Yocum’s debut novel, “Three Ways to Disappear,” was published in 2019 and won the Siskiyou Prize for New Environmental Literature.

The novel follows Sarah DeVaughn, who leaves behind a nomadic and dangerous career as a journalist to return to India, the country of her childhood and a place of unspeakable family tragedy, to help preserve the endangered Bengal tigers. Meanwhile, at home in Kentucky, her sister, Quinn — also deeply scarred by the past and herself a keeper of secrets — tries to support her sister, even as she fears that India will be Sarah’s undoing.

As Sarah faces challenges abroad, including complex local politics and a forbidden love, Quinn copes with her son’s life-threatening illness and her own increasingly troubled marriage. When Sarah asks Quinn to join her in India, Quinn realizes that the only way to overcome the past is to return to it, and it is in this place of stunning natural beauty and hidden danger that the sisters can finally understand the ways in which their family has disappeared — from their shared history, from one another — and recognize that they may need to risk everything to find themselves again.

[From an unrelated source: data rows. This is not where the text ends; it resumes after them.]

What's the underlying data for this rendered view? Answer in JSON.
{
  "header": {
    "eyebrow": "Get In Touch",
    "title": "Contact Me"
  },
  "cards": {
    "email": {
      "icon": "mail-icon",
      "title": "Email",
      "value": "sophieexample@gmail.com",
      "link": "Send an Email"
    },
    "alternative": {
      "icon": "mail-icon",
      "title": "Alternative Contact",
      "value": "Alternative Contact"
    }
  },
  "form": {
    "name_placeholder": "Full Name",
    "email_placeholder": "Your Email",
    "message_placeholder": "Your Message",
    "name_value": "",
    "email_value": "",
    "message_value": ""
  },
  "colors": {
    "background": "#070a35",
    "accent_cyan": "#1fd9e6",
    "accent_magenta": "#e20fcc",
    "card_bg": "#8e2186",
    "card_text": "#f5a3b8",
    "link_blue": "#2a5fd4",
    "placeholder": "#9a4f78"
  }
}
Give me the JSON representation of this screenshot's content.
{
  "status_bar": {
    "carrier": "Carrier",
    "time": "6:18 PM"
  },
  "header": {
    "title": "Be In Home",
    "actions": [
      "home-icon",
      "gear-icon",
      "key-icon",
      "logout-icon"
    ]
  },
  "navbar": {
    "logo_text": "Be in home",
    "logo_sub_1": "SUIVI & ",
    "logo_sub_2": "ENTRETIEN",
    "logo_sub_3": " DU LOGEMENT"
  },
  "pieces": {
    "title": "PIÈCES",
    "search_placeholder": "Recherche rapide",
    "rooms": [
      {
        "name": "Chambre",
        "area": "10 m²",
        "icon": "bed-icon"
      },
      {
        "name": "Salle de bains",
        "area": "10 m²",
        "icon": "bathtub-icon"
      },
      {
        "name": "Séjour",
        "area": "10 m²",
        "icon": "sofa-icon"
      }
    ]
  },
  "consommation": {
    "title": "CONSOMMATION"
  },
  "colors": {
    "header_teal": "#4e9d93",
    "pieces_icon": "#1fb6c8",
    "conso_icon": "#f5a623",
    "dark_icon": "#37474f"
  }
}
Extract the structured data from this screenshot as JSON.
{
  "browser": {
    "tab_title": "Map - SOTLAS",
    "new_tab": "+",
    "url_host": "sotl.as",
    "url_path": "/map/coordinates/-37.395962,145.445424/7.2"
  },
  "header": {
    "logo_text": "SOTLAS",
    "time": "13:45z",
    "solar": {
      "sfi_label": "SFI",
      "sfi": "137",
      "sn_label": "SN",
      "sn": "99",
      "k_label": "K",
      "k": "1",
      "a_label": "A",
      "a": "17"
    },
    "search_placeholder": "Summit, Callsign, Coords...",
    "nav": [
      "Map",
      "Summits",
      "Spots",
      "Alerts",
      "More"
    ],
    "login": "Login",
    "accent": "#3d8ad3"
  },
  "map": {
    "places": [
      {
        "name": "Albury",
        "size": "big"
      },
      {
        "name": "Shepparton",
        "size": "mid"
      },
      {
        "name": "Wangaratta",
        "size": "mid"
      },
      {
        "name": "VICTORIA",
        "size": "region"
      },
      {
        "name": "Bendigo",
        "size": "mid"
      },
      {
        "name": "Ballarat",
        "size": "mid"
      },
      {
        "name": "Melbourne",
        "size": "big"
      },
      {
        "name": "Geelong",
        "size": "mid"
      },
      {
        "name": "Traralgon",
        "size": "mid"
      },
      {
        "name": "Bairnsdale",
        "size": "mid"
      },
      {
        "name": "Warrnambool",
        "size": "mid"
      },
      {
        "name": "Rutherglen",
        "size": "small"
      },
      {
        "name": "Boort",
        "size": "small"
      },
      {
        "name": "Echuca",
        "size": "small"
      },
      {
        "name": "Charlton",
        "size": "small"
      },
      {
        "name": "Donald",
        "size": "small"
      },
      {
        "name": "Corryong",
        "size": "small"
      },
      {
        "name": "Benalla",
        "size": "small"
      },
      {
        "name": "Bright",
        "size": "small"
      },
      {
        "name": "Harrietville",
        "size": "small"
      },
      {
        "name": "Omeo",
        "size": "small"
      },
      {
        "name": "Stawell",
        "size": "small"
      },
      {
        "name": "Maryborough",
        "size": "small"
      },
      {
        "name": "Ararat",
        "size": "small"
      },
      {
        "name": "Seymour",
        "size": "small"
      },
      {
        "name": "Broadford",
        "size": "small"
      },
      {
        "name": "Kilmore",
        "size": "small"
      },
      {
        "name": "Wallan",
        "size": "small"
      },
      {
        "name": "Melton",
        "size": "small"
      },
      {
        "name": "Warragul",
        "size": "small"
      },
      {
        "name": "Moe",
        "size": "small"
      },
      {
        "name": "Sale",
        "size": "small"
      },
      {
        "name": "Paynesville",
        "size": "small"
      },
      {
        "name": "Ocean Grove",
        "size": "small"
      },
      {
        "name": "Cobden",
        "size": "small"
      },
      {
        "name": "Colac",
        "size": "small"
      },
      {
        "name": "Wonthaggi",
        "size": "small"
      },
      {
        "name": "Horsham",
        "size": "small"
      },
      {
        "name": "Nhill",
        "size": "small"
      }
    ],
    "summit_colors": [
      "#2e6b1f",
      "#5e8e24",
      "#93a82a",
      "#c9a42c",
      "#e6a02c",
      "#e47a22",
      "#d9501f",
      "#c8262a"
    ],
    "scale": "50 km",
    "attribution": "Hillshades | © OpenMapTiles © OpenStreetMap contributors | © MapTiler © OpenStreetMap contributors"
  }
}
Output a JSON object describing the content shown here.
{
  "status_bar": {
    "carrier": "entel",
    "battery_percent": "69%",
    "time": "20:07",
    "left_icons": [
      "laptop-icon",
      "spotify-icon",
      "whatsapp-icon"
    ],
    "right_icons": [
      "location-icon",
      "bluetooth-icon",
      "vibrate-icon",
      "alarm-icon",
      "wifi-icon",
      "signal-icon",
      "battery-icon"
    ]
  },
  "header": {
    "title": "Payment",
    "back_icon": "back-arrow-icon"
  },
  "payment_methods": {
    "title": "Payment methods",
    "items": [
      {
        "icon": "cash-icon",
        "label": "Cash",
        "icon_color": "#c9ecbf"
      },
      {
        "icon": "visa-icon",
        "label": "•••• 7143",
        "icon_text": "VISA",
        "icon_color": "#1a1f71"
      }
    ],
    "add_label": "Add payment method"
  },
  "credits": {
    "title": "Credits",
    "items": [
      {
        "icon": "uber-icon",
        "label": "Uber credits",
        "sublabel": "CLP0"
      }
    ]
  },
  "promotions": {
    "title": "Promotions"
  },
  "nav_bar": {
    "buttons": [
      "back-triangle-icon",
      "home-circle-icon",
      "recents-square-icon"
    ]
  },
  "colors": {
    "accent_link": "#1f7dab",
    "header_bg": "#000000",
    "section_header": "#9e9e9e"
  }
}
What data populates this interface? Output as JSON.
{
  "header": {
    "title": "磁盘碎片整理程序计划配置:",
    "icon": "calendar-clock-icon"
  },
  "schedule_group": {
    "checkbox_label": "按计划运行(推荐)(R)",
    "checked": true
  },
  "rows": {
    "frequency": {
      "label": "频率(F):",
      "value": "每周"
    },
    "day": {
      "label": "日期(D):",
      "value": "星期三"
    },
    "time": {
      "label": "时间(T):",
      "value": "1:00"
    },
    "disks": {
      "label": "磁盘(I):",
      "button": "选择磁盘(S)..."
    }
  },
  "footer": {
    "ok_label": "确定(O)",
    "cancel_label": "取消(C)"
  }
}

“Katy is an engaging speaker with an inspiring spirit of adventure and activism that comes through in her writing about travel and endangered species,” said Dr. Nancy McCabe, professor of writing. “But at the center of her work are characters that everyone will relate to.”

Yokom was born and raised in Atchison, Kan. After earning a degree in journalism from the University of Kansas, she moved to Louisville, Ky., where she has lived ever since. 

To research the novel, she traveled to India, funded by a grant from the Elizabeth George Foundation.

Her writing has appeared in Newsweek, Salon, LitHub, American Way (the American Airlines magazine), The Louisville Review and elsewhere. Her short fiction has been nominated for a Pushcart Prize. She holds a Master of Fine Arts in Writing from Spalding University in Louisville.